Ex-PM Boris Johnson’s 2019 election manifesto read: ‘We will clamp down on health tourism, ensuring that those from overseas who use NHS services pay their fair share. 

‘And we will increase the NHS surcharge paid by those from overseas.’

Alp Mehmet, chairman of the campaign group Migrationwatch UK, said MailOnline’s ‘sobering’ figures showed a lack of progress in tackling the problem. 

‘Indeed, the total cost could be even higher; if the NHS would only make more effort to recover costs from those not entitled to free treatment,’ he said.

‘Ultimately, these huge costs are borne by the hard-pressed taxpayer.
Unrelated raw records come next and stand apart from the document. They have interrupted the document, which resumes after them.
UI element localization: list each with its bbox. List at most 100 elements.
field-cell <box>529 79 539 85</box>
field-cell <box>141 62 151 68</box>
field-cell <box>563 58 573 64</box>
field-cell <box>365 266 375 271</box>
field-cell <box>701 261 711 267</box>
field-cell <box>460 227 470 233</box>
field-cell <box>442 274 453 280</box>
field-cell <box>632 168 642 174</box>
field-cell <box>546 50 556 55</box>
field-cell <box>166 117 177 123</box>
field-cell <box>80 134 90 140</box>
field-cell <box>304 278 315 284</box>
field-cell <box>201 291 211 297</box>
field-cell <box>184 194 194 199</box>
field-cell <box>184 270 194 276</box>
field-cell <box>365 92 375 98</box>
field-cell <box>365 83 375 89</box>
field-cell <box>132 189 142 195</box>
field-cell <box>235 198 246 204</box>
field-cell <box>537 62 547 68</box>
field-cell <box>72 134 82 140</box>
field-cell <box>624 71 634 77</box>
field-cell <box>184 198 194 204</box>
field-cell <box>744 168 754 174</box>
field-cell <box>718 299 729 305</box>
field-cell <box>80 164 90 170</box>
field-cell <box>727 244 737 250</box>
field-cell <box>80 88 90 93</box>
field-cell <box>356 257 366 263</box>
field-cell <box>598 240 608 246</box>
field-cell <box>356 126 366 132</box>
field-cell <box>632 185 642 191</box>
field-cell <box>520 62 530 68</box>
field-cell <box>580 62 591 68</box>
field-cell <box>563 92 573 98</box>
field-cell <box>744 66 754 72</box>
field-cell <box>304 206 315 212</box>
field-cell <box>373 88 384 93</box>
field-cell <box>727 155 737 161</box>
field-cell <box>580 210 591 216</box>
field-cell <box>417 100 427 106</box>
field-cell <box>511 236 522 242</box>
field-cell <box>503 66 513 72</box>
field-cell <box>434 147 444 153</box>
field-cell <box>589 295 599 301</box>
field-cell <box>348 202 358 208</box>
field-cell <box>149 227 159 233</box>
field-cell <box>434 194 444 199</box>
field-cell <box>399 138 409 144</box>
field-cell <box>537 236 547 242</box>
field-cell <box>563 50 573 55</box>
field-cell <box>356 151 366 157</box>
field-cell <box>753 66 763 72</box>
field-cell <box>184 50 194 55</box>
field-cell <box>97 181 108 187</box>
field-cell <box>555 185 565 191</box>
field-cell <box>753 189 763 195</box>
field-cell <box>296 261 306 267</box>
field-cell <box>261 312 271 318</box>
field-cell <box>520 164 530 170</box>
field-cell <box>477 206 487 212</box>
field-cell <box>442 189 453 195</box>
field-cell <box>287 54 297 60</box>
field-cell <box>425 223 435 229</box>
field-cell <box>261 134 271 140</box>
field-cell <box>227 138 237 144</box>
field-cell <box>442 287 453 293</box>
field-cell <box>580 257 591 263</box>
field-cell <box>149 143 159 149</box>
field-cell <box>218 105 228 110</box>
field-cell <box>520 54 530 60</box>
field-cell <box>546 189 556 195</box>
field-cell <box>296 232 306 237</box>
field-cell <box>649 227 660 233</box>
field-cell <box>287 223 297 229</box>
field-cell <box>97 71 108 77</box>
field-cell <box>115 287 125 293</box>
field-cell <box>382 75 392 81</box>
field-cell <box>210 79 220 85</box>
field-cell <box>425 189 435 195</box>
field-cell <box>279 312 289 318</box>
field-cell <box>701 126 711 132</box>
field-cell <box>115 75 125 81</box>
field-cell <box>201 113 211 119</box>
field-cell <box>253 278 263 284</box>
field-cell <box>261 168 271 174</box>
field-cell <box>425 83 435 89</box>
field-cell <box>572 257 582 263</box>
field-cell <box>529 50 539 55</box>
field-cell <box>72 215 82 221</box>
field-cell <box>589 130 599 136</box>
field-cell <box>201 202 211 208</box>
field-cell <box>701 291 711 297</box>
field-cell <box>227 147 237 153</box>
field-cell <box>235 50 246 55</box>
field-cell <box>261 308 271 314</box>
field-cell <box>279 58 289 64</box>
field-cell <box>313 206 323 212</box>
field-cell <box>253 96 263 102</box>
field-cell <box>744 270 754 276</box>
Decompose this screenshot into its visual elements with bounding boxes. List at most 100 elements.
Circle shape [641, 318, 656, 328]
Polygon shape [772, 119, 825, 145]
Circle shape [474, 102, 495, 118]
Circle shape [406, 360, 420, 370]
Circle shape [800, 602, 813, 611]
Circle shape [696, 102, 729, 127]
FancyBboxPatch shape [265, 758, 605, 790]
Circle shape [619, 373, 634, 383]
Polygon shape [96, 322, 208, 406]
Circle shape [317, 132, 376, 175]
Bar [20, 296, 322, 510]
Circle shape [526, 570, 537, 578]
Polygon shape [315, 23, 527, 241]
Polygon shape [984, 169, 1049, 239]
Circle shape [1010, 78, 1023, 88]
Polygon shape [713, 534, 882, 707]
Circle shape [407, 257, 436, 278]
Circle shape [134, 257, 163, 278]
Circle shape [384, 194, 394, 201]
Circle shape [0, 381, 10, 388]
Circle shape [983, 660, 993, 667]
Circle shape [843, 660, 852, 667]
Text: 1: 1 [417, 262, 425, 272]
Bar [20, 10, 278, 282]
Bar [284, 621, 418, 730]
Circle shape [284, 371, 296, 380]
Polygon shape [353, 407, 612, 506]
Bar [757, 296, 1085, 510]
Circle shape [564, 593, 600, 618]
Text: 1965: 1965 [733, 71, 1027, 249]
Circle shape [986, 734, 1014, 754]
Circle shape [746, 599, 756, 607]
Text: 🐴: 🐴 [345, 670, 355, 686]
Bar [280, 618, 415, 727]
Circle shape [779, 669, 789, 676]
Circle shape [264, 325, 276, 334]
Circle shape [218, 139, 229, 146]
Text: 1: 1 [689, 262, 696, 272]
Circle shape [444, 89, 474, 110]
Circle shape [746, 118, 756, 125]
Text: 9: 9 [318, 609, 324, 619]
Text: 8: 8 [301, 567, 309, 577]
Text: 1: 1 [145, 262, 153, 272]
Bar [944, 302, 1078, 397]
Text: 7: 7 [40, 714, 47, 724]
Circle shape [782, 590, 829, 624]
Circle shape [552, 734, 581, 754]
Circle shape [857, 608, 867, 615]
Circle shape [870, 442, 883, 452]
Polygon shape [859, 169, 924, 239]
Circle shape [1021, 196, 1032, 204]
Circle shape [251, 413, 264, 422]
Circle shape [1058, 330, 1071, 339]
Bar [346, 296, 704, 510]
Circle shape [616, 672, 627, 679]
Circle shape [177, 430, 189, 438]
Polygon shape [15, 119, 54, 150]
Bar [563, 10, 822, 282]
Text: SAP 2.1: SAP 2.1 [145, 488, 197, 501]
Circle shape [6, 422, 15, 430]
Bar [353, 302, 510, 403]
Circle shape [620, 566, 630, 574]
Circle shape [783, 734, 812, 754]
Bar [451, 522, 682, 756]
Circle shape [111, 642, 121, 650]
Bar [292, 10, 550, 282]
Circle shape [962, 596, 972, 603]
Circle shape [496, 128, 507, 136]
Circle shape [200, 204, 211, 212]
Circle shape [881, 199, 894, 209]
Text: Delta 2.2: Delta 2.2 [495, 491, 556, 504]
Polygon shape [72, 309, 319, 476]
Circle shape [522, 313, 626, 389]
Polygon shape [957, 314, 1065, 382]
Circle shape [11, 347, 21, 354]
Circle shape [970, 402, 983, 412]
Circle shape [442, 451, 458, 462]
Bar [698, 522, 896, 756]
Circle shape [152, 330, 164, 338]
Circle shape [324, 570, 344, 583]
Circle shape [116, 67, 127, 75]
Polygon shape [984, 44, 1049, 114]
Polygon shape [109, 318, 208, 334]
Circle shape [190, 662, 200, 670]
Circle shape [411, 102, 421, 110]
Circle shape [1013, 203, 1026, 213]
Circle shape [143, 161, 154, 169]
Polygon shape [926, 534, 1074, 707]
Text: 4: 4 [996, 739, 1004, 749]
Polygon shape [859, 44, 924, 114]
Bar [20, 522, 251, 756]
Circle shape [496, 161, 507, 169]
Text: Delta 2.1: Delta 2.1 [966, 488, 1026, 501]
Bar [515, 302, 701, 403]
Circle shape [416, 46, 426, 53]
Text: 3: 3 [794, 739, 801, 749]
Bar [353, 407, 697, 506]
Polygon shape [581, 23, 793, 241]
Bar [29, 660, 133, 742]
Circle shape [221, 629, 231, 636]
This is grossly unfair.’

A Nigerian mother who gave birth to quadruplets in the NHS in 2016. Priscilla, who was 43 at the time, went into labour shortly after landing at Heathrow airport, her case cost the NHS £500,000

A Nigerian mother who gave birth to quadruplets in the NHS in 2016. Priscilla, who was 43 at the time, went into labour shortly after landing at Heathrow airport, her case cost the NHS £500,000

Howard Cox, Reform UK’s London Mayoral Candidate, called for greater action from Government on issuing costing the capital’s hospitals millions.

‘Our impotent and financially incompetent management in the NHS and the Government seem dense as to how to stop the increasingly unpaid amounts growing, and as always, all at the taxpayers’ expense,’ he said. 

‘With hospitals allegedly in financial strife and under so much strain, it’s time Victoria Atkins, Secretary of State for Health negotiated with the Governments where most of these freeloaders originate from, to seek fair and proper compensation for the care they have received.

‘Otherwise let’s adopt the US system, and see their valid health insurance first, before receiving any medical care at all. 

‘Now that approach may just stop the flow of scroungers visiting our much long-suffering hospitals.’

A Department of Health and Social Care spokesperson said: ‘Every taxpayer supports the health service and it is only right that overseas visitors contribute towards their treatment costs. 

‘Between 2015/16 and 2021/22, over £4 billion was reported in income from overseas visitors.

‘To improve recovery of charges, non-urgent NHS care must be paid for in advance and any debts that arise from providing urgent care ahead of payment must be pursued.

‘To incentivise payment, anyone applying for a new visa who has an outstanding debt to the NHS may have that application refused and therefore not be allowed to return to the UK until the debt has been paid in full.’

While health tourists have to pay for most NHS treatments some are free to all.

These include attending A&E for an assessment, though this doesn’t include any subsequent treatment, family planning services not including abortions or IVF and treatment for diseases that could infect the wider public

Any treatment for injury and conditions caused by torture, mutilation, or domestic or sexual violence which has happened in England is also not charged, though those who come to the UK specifically for treatment in these areas will still have to pay.